What about file structures? What tips are there for developing a system?
- Most operating systems default to a hierarchical file structure – files inside folders, which may be nested inside other folders. This great if your material can easily be grouped into relatively discrete categories.
- In planning a hierarchical folder structure, aim for a balance between breadth and depth – so no one category gets too big, but also so that you don’t have to click through endless folders to find a file.
- In some cases, it may be more helpful to use a tag-based system – where each file is assigned one or more tags, or labels. This makes it easier to have overlapping categories, and files can be categorised in multiple ways simultaneously (by subject, by author, and by the project it relates to, for example). Some modern operating systems will allow you to add tags to files; file tagging software is also available.
- It’s worth taking time every now and then to reassess your folder or tag structure, perhaps moving old, unused items to a folder called ‘Archive’ or something similar so they don’t clutter up the screen.
What are documentation and metadata, and why should I consider creating them?
- Good documentation makes material understandable, verifiable, and reusable (by you or by others).
- It includes all the contextual information needed to help a future user interpret it properly – for example, information about when, why, and by whom the data was created, what methods were used, and explanation of acronyms, coding, or jargon.
- It is good practice to begin documenting your data at the start of your research project and to continue to add information as the project progresses. You should also include procedures for documentation in your data planning activities.
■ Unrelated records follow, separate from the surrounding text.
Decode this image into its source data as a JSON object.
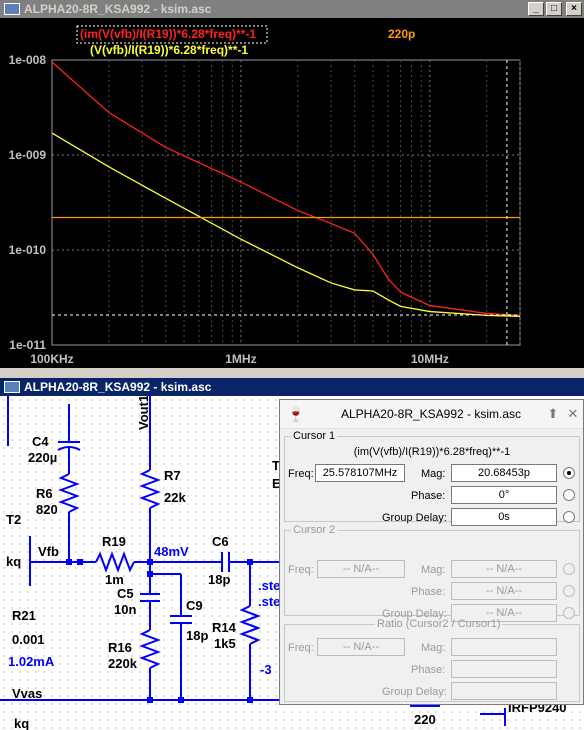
{
  "plot_window": {
    "title": "ALPHA20-8R_KSA992 - ksim.asc",
    "trace_red_label": "(im(V(vfb)/I(R19))*6.28*freq)**-1",
    "trace_yellow_label": "(V(vfb)/I(R19))*6.28*freq)**-1",
    "trace_orange_label": "220p",
    "colors": {
      "red": "#ff2020",
      "yellow": "#ffff30",
      "orange": "#ff9a00",
      "grid": "#7a7a7a",
      "axis_text": "#c0c0c0"
    }
  },
  "chart_data": {
    "type": "line",
    "x_scale": "log",
    "y_scale": "log",
    "xlim": [
      100000,
      30000000
    ],
    "ylim": [
      1e-11,
      1e-08
    ],
    "y_tick_labels": [
      "1e-008",
      "1e-009",
      "1e-010",
      "1e-011"
    ],
    "x_tick_labels": [
      "100KHz",
      "1MHz",
      "10MHz"
    ],
    "series": [
      {
        "name": "(im(V(vfb)/I(R19))*6.28*freq)**-1",
        "color": "#ff2020",
        "x": [
          100000,
          200000,
          400000,
          1000000,
          2000000,
          3000000,
          4000000,
          5000000,
          6000000,
          7000000,
          10000000,
          20000000,
          30000000
        ],
        "y": [
          9.5e-09,
          2.8e-09,
          1.2e-09,
          5.2e-10,
          2.6e-10,
          1.9e-10,
          1.5e-10,
          9e-11,
          5e-11,
          3.6e-11,
          2.6e-11,
          2.15e-11,
          2.05e-11
        ]
      },
      {
        "name": "(V(vfb)/I(R19))*6.28*freq)**-1",
        "color": "#ffff30",
        "x": [
          100000,
          200000,
          400000,
          1000000,
          2000000,
          3000000,
          4000000,
          5000000,
          6000000,
          7000000,
          10000000,
          20000000,
          30000000
        ],
        "y": [
          1.7e-09,
          7.5e-10,
          3.5e-10,
          1.3e-10,
          6.5e-11,
          4.5e-11,
          3.8e-11,
          3.7e-11,
          3e-11,
          2.55e-11,
          2.25e-11,
          2.05e-11,
          2e-11
        ]
      },
      {
        "name": "220p",
        "color": "#ff9a00",
        "x": [
          100000,
          30000000
        ],
        "y": [
          2.2e-10,
          2.2e-10
        ]
      }
    ],
    "cursor": {
      "x": 25578107,
      "y": 2.068453e-11
    }
  },
  "schematic_window": {
    "title": "ALPHA20-8R_KSA992 - ksim.asc",
    "labels": {
      "c4": "C4",
      "c4v": "220µ",
      "vout1": "Vout1",
      "r7": "R7",
      "r7v": "22k",
      "r6": "R6",
      "r6v": "820",
      "t2": "T2",
      "vfb": "Vfb",
      "r19": "R19",
      "r19v": "1m",
      "mv": "48mV",
      "c6": "C6",
      "c6v": "18p",
      "kq": "kq",
      "c5": "C5",
      "c5v": "10n",
      "c9": "C9",
      "c9v": "18p",
      "r21": "R21",
      "r21v": "0.001",
      "ma": "1.02mA",
      "r14": "R14",
      "r14v": "1k5",
      "r16": "R16",
      "r16v": "220k",
      "vvas": "Vvas",
      "kq2": "kq",
      "n220": "220",
      "irfp": "IRFP9240",
      "ste1": ".ste",
      "ste2": ".ste",
      "m3": "-3",
      "t": "T",
      "e": "E"
    }
  },
  "cursor_dialog": {
    "title": "ALPHA20-8R_KSA992 - ksim.asc",
    "cursor1": {
      "legend": "Cursor 1",
      "expr": "(im(V(vfb)/I(R19))*6.28*freq)**-1",
      "freq_label": "Freq:",
      "freq_value": "25.578107MHz",
      "mag_label": "Mag:",
      "mag_value": "20.68453p",
      "phase_label": "Phase:",
      "phase_value": "0°",
      "gd_label": "Group Delay:",
      "gd_value": "0s"
    },
    "cursor2": {
      "legend": "Cursor 2",
      "freq_label": "Freq:",
      "freq_value": "-- N/A--",
      "mag_label": "Mag:",
      "mag_value": "-- N/A--",
      "phase_label": "Phase:",
      "phase_value": "-- N/A--",
      "gd_label": "Group Delay:",
      "gd_value": "-- N/A--"
    },
    "ratio": {
      "legend": "Ratio (Cursor2 / Cursor1)",
      "freq_label": "Freq:",
      "freq_value": "-- N/A--",
      "mag_label": "Mag:",
      "mag_value": "",
      "phase_label": "Phase:",
      "phase_value": "",
      "gd_label": "Group Delay:",
      "gd_value": ""
    }
  }
}
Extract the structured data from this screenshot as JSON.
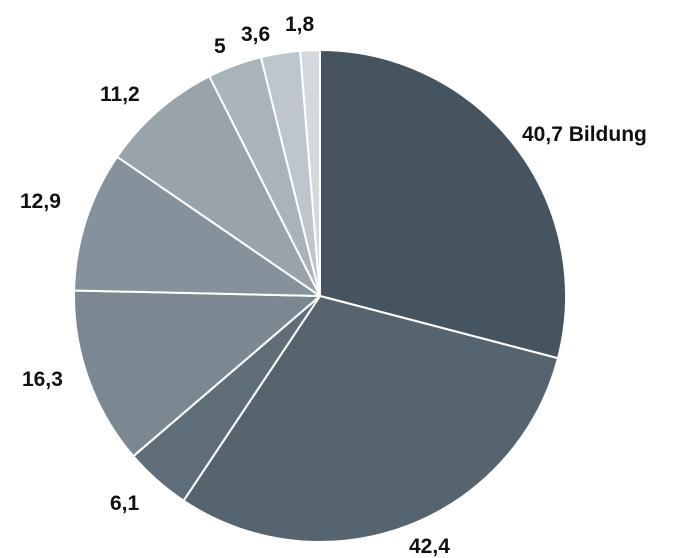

- ‘Metadata’ is simply ‘data about data’. It is related to the broader contextual information that describes your data, but is usually more structured in that it conforms to set standards and is machine readable. One typical use of metadata is to create a catalogue record for a dataset held in an archive. By using a standard set of tags, an automatic system can tell where the information about the title, creator, description and so forth begin and end.
- The UK Data Archive has an excellent overview of this topic.
- Library staff are expert in data modelling and metadata for description, discovery and preservation. Please contact us for help.
What is reference management software?
- Reference management software can be used to store details of all the articles, books, and other sources you make use of in your research, and to automatically generate citations in written work.
- You can also use reference management software to store copies of articles (usually as PDFs), and to record your own notes. Some software packages offer additional features, such as the ability to annotate PDFs.
- Popular reference managers include EndNote, RefWorks, Mendeley, Zotero, and Colwiz.
The Digital Curation Centre offers a list of tools and services for Managing Active Research Data
JISC offers a collection of advice pages on Managing Digital Media
Social Sciences: The UK Data Archive provides advice pages on Documenting Your Data and Formatting Your Data, aimed at researchers working in the social sciences and some humanities disciplines. Teaching materials for a classroom-based course are also available.
Archaeology: Module 3 of the DataTrain Archaeology teaching materials provides a guide to working with digital data (including file structure and documentation). The entire course Open Access Post-Graduate Teaching Materials in Managing Research Data in Archaeology will also be of interest.
Social Anthropology: Module 2 of the DataTrain Social Anthropology teaching materials (aimed at pre-fieldwork doctoral students) looks at documentation.